Joe "the Plumber" Wurzelbacker? Wurzebacher? Wurzelbacher?
Joe the Plumber appeared in last night's debate as a symbol of Ohio's "everyman." He is also now a symbol of the "everyman" whose name is misspelled in government databases...
Joe the Plumber appeared in last night's debate as a symbol of Ohio's "everyman." He is also now a symbol of the "everyman" whose name is misspelled in government databases. Or, for voter-fraud enthusiasts, an example of yet another type of voter who should be challenged or removed from the rolls.
After his debut on the national stage as a skeptical swing voter, reporters checking up on Joe could not find his voter registration record. That's because his last name, Wurzelbacher, is misspelled in state databases.
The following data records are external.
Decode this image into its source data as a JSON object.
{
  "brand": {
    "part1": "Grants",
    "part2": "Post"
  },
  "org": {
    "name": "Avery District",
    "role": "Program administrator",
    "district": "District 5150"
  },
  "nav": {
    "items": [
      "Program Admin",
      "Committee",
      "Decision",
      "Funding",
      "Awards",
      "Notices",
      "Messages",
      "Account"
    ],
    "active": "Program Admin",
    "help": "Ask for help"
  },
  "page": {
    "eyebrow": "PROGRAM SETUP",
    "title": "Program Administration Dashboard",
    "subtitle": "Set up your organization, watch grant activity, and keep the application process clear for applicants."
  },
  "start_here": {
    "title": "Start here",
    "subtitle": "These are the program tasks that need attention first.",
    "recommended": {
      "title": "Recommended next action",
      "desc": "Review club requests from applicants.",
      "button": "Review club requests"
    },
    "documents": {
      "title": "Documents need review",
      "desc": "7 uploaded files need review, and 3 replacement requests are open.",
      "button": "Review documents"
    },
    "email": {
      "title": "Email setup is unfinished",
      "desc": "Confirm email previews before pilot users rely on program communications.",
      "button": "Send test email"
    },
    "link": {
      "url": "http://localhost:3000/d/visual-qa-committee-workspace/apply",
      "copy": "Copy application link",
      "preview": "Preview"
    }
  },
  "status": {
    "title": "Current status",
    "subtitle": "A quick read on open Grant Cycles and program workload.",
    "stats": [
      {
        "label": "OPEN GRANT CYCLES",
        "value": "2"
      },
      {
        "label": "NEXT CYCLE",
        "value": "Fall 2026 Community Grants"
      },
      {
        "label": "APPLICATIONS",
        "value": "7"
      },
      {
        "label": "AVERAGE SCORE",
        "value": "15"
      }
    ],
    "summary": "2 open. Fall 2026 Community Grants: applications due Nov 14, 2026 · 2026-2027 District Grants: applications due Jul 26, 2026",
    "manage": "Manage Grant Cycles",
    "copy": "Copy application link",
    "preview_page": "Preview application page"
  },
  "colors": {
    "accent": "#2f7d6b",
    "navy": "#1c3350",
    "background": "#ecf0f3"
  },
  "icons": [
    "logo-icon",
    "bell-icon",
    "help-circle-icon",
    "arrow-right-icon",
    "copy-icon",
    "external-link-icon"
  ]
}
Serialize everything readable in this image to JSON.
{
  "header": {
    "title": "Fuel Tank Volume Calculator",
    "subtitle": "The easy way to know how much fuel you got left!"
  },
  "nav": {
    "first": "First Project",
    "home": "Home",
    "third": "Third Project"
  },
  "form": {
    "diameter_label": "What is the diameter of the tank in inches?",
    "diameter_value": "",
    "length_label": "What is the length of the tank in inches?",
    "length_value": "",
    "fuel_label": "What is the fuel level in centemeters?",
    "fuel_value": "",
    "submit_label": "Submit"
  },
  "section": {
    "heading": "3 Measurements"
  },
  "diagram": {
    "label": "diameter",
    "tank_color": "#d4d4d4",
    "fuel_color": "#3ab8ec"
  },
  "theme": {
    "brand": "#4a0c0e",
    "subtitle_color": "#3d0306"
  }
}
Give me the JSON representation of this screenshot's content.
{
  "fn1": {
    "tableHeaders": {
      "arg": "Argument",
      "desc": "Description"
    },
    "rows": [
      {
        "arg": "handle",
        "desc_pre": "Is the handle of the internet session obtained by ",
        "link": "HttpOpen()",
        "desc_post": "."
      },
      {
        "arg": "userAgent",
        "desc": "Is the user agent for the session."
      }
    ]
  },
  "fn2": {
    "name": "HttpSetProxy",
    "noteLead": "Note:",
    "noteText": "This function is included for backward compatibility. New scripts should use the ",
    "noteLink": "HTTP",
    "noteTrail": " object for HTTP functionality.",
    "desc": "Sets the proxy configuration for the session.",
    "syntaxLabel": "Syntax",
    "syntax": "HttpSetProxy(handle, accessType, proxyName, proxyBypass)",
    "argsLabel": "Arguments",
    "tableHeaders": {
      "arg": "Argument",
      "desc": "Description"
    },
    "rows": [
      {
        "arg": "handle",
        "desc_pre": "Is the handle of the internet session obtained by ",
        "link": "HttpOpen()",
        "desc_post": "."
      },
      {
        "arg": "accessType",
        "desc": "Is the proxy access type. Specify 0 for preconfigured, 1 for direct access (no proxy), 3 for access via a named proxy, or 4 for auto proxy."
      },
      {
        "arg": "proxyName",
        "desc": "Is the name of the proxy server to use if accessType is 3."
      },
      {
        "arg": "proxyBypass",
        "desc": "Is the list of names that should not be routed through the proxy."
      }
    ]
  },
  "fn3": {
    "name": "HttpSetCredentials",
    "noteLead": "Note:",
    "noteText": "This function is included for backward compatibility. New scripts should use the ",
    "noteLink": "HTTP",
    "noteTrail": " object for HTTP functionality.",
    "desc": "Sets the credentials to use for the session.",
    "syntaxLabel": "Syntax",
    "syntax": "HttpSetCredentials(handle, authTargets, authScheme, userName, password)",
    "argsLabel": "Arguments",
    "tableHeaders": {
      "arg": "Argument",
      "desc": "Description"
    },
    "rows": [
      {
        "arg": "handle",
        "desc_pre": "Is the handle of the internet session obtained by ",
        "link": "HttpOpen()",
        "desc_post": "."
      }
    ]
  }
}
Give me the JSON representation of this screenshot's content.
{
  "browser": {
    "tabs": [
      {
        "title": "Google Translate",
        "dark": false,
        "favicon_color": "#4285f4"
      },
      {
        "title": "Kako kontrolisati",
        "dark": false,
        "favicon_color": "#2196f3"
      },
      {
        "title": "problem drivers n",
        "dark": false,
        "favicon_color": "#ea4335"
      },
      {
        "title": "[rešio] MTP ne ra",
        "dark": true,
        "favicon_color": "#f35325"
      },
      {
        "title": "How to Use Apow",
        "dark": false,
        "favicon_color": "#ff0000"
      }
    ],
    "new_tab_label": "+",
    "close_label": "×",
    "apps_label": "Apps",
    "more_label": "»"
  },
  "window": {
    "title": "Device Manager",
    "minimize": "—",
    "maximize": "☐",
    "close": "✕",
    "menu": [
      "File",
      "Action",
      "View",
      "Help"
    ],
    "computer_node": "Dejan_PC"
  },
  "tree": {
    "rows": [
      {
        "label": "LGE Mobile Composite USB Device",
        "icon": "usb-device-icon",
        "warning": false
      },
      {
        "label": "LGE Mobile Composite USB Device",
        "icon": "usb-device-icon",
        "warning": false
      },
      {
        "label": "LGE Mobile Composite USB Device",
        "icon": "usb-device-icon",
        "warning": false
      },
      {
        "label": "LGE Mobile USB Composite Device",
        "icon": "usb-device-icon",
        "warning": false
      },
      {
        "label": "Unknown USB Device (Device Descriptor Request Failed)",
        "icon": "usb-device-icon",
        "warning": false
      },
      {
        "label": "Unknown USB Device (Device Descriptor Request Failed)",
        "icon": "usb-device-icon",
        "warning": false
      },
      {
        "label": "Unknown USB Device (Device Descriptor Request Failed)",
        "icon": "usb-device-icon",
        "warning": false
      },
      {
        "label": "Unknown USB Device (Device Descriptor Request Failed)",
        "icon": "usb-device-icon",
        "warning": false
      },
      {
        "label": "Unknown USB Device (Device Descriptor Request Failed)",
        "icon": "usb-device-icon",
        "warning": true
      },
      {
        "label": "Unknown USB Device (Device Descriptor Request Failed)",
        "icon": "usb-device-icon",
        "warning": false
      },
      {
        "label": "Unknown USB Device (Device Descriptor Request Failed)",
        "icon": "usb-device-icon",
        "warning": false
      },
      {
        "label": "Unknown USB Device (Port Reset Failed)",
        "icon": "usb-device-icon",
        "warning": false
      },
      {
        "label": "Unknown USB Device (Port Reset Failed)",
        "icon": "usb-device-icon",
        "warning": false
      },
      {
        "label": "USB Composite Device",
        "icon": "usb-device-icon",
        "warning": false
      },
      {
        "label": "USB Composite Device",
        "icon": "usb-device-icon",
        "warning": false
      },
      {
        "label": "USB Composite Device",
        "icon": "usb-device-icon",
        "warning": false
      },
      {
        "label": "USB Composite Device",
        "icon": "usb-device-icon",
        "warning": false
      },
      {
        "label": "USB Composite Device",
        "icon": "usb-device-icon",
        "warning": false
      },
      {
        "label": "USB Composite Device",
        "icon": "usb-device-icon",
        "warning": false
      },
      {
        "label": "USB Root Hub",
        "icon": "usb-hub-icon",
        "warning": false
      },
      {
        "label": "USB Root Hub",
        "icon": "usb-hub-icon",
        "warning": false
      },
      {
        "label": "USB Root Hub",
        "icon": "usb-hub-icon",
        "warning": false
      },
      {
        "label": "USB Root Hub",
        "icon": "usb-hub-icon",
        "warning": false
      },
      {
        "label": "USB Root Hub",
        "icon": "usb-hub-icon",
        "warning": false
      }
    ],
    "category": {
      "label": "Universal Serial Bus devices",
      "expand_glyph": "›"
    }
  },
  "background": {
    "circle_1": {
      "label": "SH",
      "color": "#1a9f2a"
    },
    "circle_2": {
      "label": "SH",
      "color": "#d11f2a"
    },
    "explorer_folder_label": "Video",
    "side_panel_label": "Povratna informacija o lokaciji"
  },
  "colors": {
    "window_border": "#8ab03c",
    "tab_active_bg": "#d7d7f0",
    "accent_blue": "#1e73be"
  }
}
According to the latest ruling from Ohio, the 200,000 newly registered voters whose names do not match government databases will have their names turned over to local election officials, where they will be at risk of being illegally removed from registration lists, or challenged at the polls on Election Day.
These 200,000 voters make up one third of all of Ohio's new registrations since January.
Normally, when new registrants' information does not match, the state takes further steps to verify them and correct errors. This ruling bypasses that process and delivers lists of mis-matches directly to local elections offices. According to today's New York Times, "[o]nce the local officials have the names, they may require these voters to cast provisional ballots rather than regular ones, and they may ask partisan poll workers to challenge these voters on Election Day."
Secretary of State Jennifer Brunner has filed an emergency appeal to the Supreme Court.
Fortunately, Joe has voted before, so his registration appears not to be at risk. But for the 200,000 others, these data-entry errors could mean they may face major challenges on Election Day.